À première vue, la réticence implicite de Stanton semble peu probable, car, comme l’explique Sherman, le plan avait été proposé à Stanton et Sherman après leur rencontre à Savannah avec un groupe de membres du clergé afro-américain qui avaient demandé des secours au gouvernement pour les milliers d’ex-esclaves qui se trouvaient alors dans la région, soit parce qu’ils y avaient résidé à l’origine, soit parce qu’ils avaient suivi l’armée de Sherman à travers le Sud.
Lorsque l’idée de les établir sur des terres abandonnées ou confisquées a été discutée, presque tous ces clercs ont demandé que des forces militaires soient utilisées pour les installer dans des zones où tous les Blancs seraient interdits d’entrer, afin de protéger les colonies des empiétements blancs. Militairement, cela pourrait être accompli le plus efficacement possible en désignant les îles de la mer et les basses terres le long des rivières comme lieux de peuplement.
Certains des membres les plus radicaux du Congrès en étaient ravis. En effet, plusieurs avaient exprimé leur désir à la fin de la guerre de pendre tous ceux qui avaient été dans les armées confédérées, de confisquer tous leurs biens, y compris leurs terres, et de les redistribuer définitivement aux anciens esclaves, recréant le Sud comme une sorte de réserve afro-américaine dont les Blancs du Sud seraient exclus — un plan qui s’appellerait aujourd’hui « nettoyage ethnique. »

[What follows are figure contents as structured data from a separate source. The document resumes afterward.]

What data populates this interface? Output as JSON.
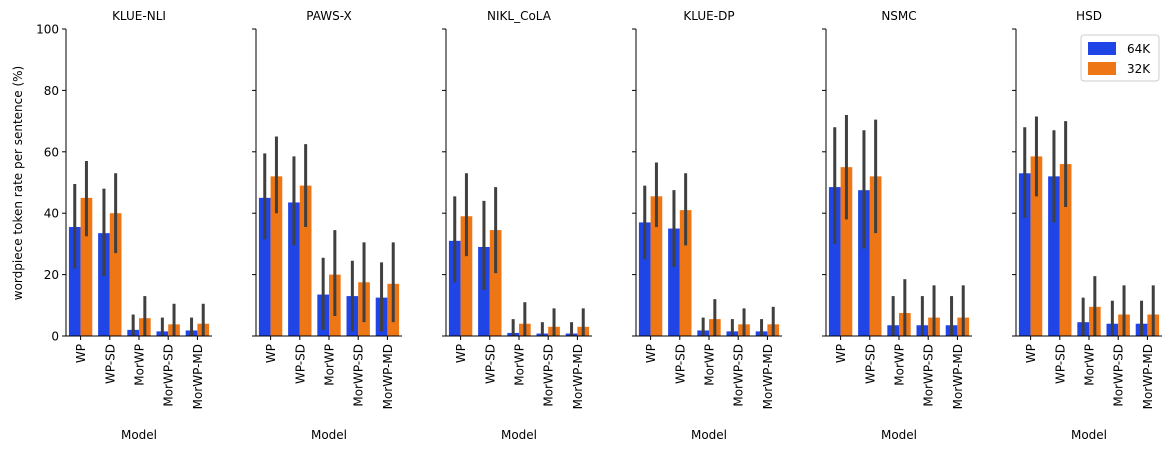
{
  "figure": {
    "ylabel": "wordpiece token rate per sentence (%)",
    "xlabel": "Model",
    "legend": {
      "placement": "top-right",
      "entries": [
        "64K",
        "32K"
      ]
    }
  },
  "colors": {
    "64K": "#1f45e6",
    "32K": "#ee7614",
    "errorbar": "#3f3f3f"
  },
  "chart_data": {
    "type": "bar",
    "categories": [
      "WP",
      "WP-SD",
      "MorWP",
      "MorWP-SD",
      "MorWP-MD"
    ],
    "ylim": [
      0,
      100
    ],
    "yticks": [
      0,
      20,
      40,
      60,
      80,
      100
    ],
    "ytick_labels": [
      "0",
      "20",
      "40",
      "60",
      "80",
      "100"
    ],
    "legend_placement": "top-right",
    "grid": false,
    "panels": [
      {
        "title": "KLUE-NLI",
        "series": [
          {
            "name": "64K",
            "values": [
              35.5,
              33.5,
              2.0,
              1.5,
              1.8
            ],
            "err_low": [
              22.0,
              19.5,
              0.0,
              0.0,
              0.0
            ],
            "err_high": [
              49.5,
              48.0,
              7.0,
              6.0,
              6.0
            ]
          },
          {
            "name": "32K",
            "values": [
              45.0,
              40.0,
              5.8,
              3.8,
              4.0
            ],
            "err_low": [
              32.5,
              27.0,
              0.0,
              0.0,
              0.0
            ],
            "err_high": [
              57.0,
              53.0,
              13.0,
              10.5,
              10.5
            ]
          }
        ]
      },
      {
        "title": "PAWS-X",
        "series": [
          {
            "name": "64K",
            "values": [
              45.0,
              43.5,
              13.5,
              13.0,
              12.5
            ],
            "err_low": [
              31.5,
              29.5,
              2.0,
              1.5,
              1.5
            ],
            "err_high": [
              59.5,
              58.5,
              25.5,
              24.5,
              24.0
            ]
          },
          {
            "name": "32K",
            "values": [
              52.0,
              49.0,
              20.0,
              17.5,
              17.0
            ],
            "err_low": [
              40.0,
              35.5,
              6.5,
              4.5,
              4.5
            ],
            "err_high": [
              65.0,
              62.5,
              34.5,
              30.5,
              30.5
            ]
          }
        ]
      },
      {
        "title": "NIKL_CoLA",
        "series": [
          {
            "name": "64K",
            "values": [
              31.0,
              29.0,
              1.0,
              0.8,
              0.8
            ],
            "err_low": [
              17.5,
              15.0,
              0.0,
              0.0,
              0.0
            ],
            "err_high": [
              45.5,
              44.0,
              5.5,
              4.5,
              4.5
            ]
          },
          {
            "name": "32K",
            "values": [
              39.0,
              34.5,
              4.0,
              3.0,
              3.0
            ],
            "err_low": [
              26.0,
              20.5,
              0.0,
              0.0,
              0.0
            ],
            "err_high": [
              53.0,
              48.5,
              11.0,
              9.0,
              9.0
            ]
          }
        ]
      },
      {
        "title": "KLUE-DP",
        "series": [
          {
            "name": "64K",
            "values": [
              37.0,
              35.0,
              1.8,
              1.5,
              1.5
            ],
            "err_low": [
              25.0,
              22.5,
              0.0,
              0.0,
              0.0
            ],
            "err_high": [
              49.0,
              47.5,
              6.0,
              5.5,
              5.5
            ]
          },
          {
            "name": "32K",
            "values": [
              45.5,
              41.0,
              5.5,
              3.8,
              3.8
            ],
            "err_low": [
              35.5,
              29.5,
              0.0,
              0.0,
              0.0
            ],
            "err_high": [
              56.5,
              53.0,
              12.0,
              9.0,
              9.5
            ]
          }
        ]
      },
      {
        "title": "NSMC",
        "series": [
          {
            "name": "64K",
            "values": [
              48.5,
              47.5,
              3.5,
              3.5,
              3.5
            ],
            "err_low": [
              30.0,
              28.5,
              0.0,
              0.0,
              0.0
            ],
            "err_high": [
              68.0,
              67.0,
              13.0,
              13.0,
              13.0
            ]
          },
          {
            "name": "32K",
            "values": [
              55.0,
              52.0,
              7.5,
              6.0,
              6.0
            ],
            "err_low": [
              38.0,
              33.5,
              0.0,
              0.0,
              0.0
            ],
            "err_high": [
              72.0,
              70.5,
              18.5,
              16.5,
              16.5
            ]
          }
        ]
      },
      {
        "title": "HSD",
        "series": [
          {
            "name": "64K",
            "values": [
              53.0,
              52.0,
              4.5,
              4.0,
              4.0
            ],
            "err_low": [
              38.5,
              37.0,
              0.0,
              0.0,
              0.0
            ],
            "err_high": [
              68.0,
              67.0,
              12.5,
              11.5,
              11.5
            ]
          },
          {
            "name": "32K",
            "values": [
              58.5,
              56.0,
              9.5,
              7.0,
              7.0
            ],
            "err_low": [
              45.5,
              42.0,
              0.0,
              0.0,
              0.0
            ],
            "err_high": [
              71.5,
              70.0,
              19.5,
              16.5,
              16.5
            ]
          }
        ]
      }
    ]
  }
}
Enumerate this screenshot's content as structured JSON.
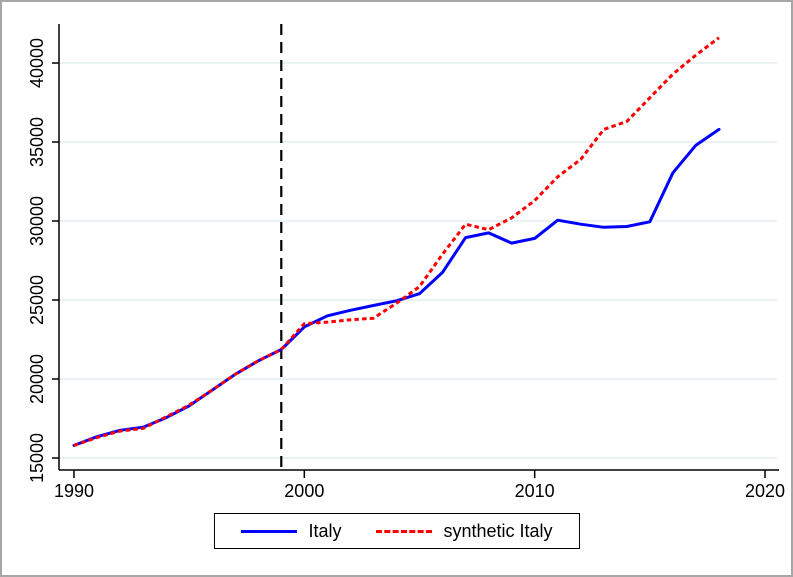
{
  "chart_data": {
    "type": "line",
    "title": "",
    "xlabel": "",
    "ylabel": "",
    "x": [
      1990,
      1991,
      1992,
      1993,
      1994,
      1995,
      1996,
      1997,
      1998,
      1999,
      2000,
      2001,
      2002,
      2003,
      2004,
      2005,
      2006,
      2007,
      2008,
      2009,
      2010,
      2011,
      2012,
      2013,
      2014,
      2015,
      2016,
      2017,
      2018
    ],
    "series": [
      {
        "name": "Italy",
        "color": "#0000ff",
        "style": "solid",
        "values": [
          15800,
          16350,
          16750,
          16950,
          17550,
          18300,
          19300,
          20300,
          21150,
          21870,
          23300,
          24000,
          24350,
          24650,
          24950,
          25400,
          26750,
          28950,
          29250,
          28600,
          28900,
          30050,
          29800,
          29600,
          29650,
          29950,
          33050,
          34800,
          35800
        ]
      },
      {
        "name": "synthetic Italy",
        "color": "#ff0000",
        "style": "dotted",
        "values": [
          15800,
          16300,
          16700,
          16870,
          17600,
          18350,
          19300,
          20300,
          21150,
          21870,
          23500,
          23600,
          23750,
          23850,
          24800,
          25850,
          27900,
          29800,
          29450,
          30200,
          31300,
          32800,
          33900,
          35800,
          36300,
          37800,
          39300,
          40500,
          41600
        ]
      }
    ],
    "xticks": [
      1990,
      2000,
      2010,
      2020
    ],
    "yticks": [
      15000,
      20000,
      25000,
      30000,
      35000,
      40000
    ],
    "xlim": [
      1989.35,
      2020.52
    ],
    "ylim": [
      14240,
      42470
    ],
    "grid": "horizontal",
    "gridline_color": "#eaf2f3",
    "axis_color": "#000000",
    "background_color": "#ffffff",
    "vline": {
      "x": 1999,
      "style": "dashed",
      "color": "#000000"
    },
    "legend": {
      "position": "bottom-center",
      "border_color": "#000000"
    }
  },
  "legend": {
    "entries": [
      {
        "label": "Italy"
      },
      {
        "label": "synthetic Italy"
      }
    ]
  }
}
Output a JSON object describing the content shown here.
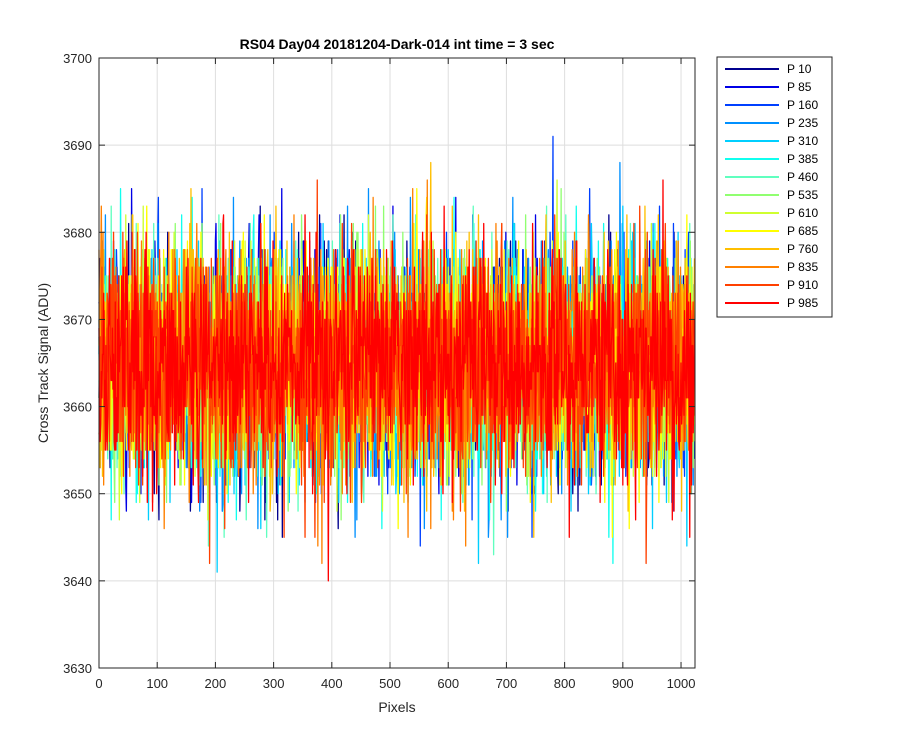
{
  "chart_data": {
    "type": "line",
    "title": "RS04 Day04 20181204-Dark-014 int time = 3 sec",
    "xlabel": "Pixels",
    "ylabel": "Cross Track Signal (ADU)",
    "xlim": [
      0,
      1024
    ],
    "ylim": [
      3630,
      3700
    ],
    "xticks": [
      0,
      100,
      200,
      300,
      400,
      500,
      600,
      700,
      800,
      900,
      1000
    ],
    "yticks": [
      3630,
      3640,
      3650,
      3660,
      3670,
      3680,
      3690,
      3700
    ],
    "grid": true,
    "legend_position": "outside-top-right",
    "n_points": 1024,
    "noise": {
      "mean": 3665,
      "std": 6.5,
      "min": 3632,
      "max": 3693
    },
    "series": [
      {
        "name": "P 10",
        "color": "#00008F"
      },
      {
        "name": "P 85",
        "color": "#0000E6"
      },
      {
        "name": "P 160",
        "color": "#0040FF"
      },
      {
        "name": "P 235",
        "color": "#0090FF"
      },
      {
        "name": "P 310",
        "color": "#00CFFF"
      },
      {
        "name": "P 385",
        "color": "#10FFEF"
      },
      {
        "name": "P 460",
        "color": "#60FFBF"
      },
      {
        "name": "P 535",
        "color": "#90FF70"
      },
      {
        "name": "P 610",
        "color": "#CFFF30"
      },
      {
        "name": "P 685",
        "color": "#FFFF00"
      },
      {
        "name": "P 760",
        "color": "#FFBF00"
      },
      {
        "name": "P 835",
        "color": "#FF8000"
      },
      {
        "name": "P 910",
        "color": "#FF4000"
      },
      {
        "name": "P 985",
        "color": "#FF0000"
      }
    ]
  }
}
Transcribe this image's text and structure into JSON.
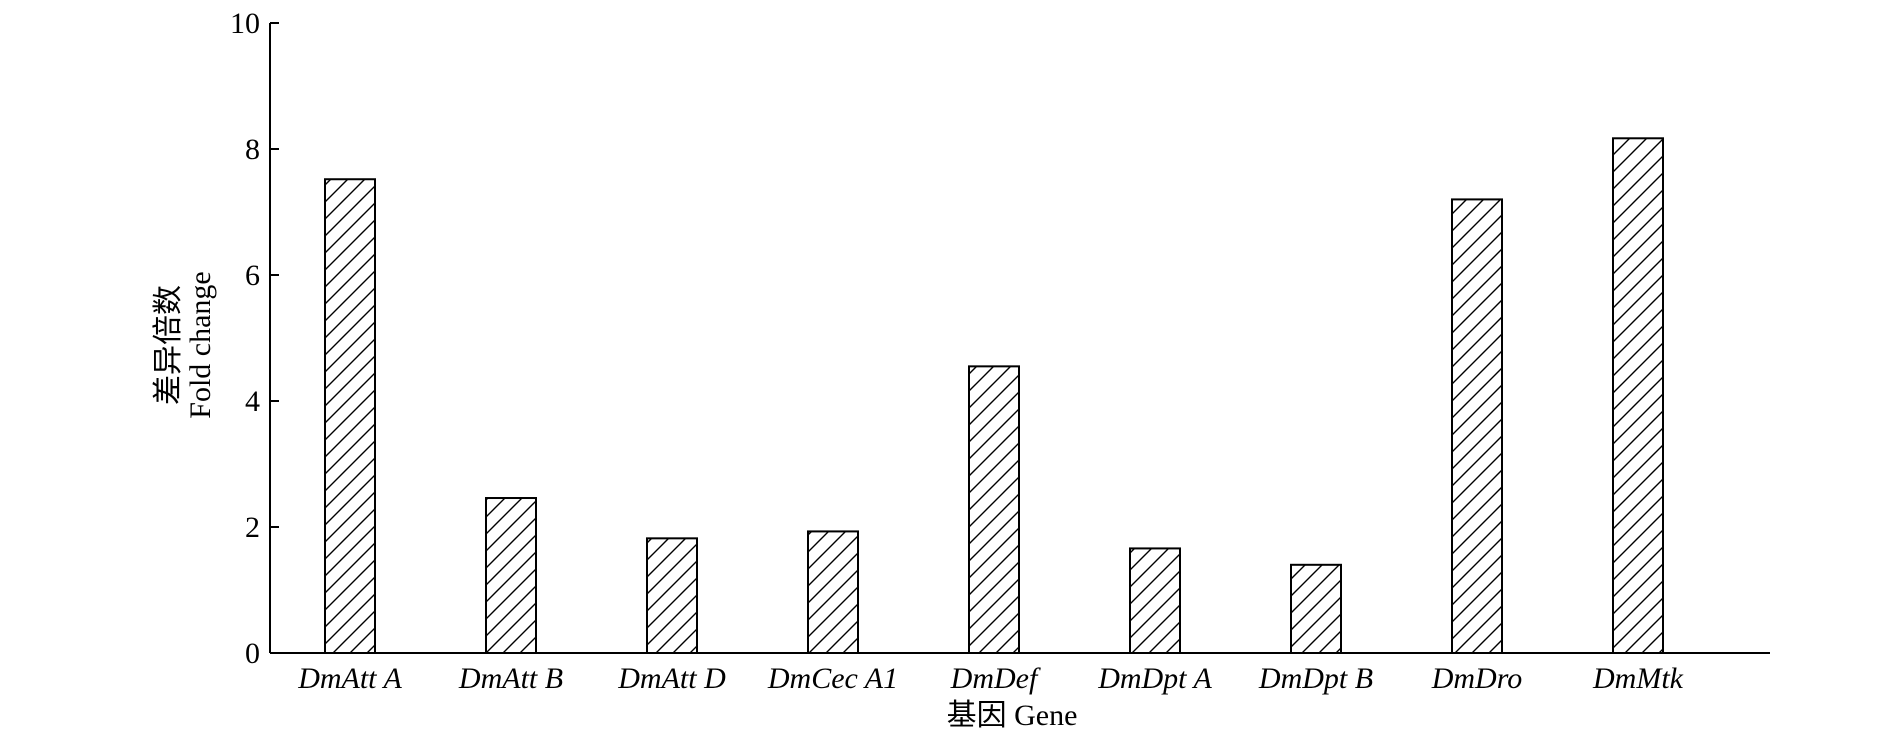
{
  "chart_data": {
    "type": "bar",
    "categories": [
      "DmAtt A",
      "DmAtt B",
      "DmAtt D",
      "DmCec A1",
      "DmDef",
      "DmDpt A",
      "DmDpt B",
      "DmDro",
      "DmMtk"
    ],
    "values": [
      7.52,
      2.46,
      1.82,
      1.93,
      4.55,
      1.66,
      1.4,
      7.2,
      8.17
    ],
    "ylim": [
      0,
      10
    ],
    "yticks": [
      0,
      2,
      4,
      6,
      8,
      10
    ],
    "ylabel_cn": "差异倍数",
    "ylabel_en": "Fold change",
    "xlabel": "基因 Gene",
    "bar_fill": "hatched-diagonal",
    "bar_stroke": "#000000",
    "grid": false,
    "legend": false
  }
}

Après la fin de la guerre, les résultats litigieux de l’ordre de campagne de Sherman sont apparus lorsque le gouvernement fédéral a décidé de la façon dont il traiterait de manière permanente ce que Sherman avait institué principalement comme un expédient militaire: libérer ses forces du fardeau de prendre soin des réfugiés alors qu’il déplaçait ses armées vers le nord dans les Carolines. L’historienne Jacqueline Jones, dans Saving Savannah, a résumé l’objectif initial de Sherman:
En fin de compte, alors, l’ordonnance spéciale sur le terrain No. 15 est né du problème des réfugiés, qui, selon les mots d’un officier syndical, « a laissé entre nos mains les vieux et faibles, les femmes et les enfants”, trop de bouches affamées à nourrir dans la ville de Savannah. The Le décret précisait le lien entre le service militaire pour les hommes et les fermes pour leurs familles, et il prévoyait non pas des titres en fief simple, la propriété pure et simple des terres, mais plutôt des titres possessifs qui restaient subordonnés à l’évolution politique future. L’ordre lui-même restait » soumis à l’approbation du Président. »Ce qui s’appelait alors la réserve de Sherman était un moyen de drainer la savane des femmes, des enfants et des personnes âgées tout en assurant un service forcé chez les jeunes hommes. Cet objectif initial préfigurait l’avenir troublé de l’ordre.
Jusqu’à notre époque, les intentions et les autorités confuses et conflictuelles qui ont motivé la délivrance de l’ordonnance de terrain no 15 et sa mise en œuvre et sa révocation ultérieures ont été au centre de la demande de précédent pour les réparations gouvernementales aux ex-esclaves puis à leurs descendants.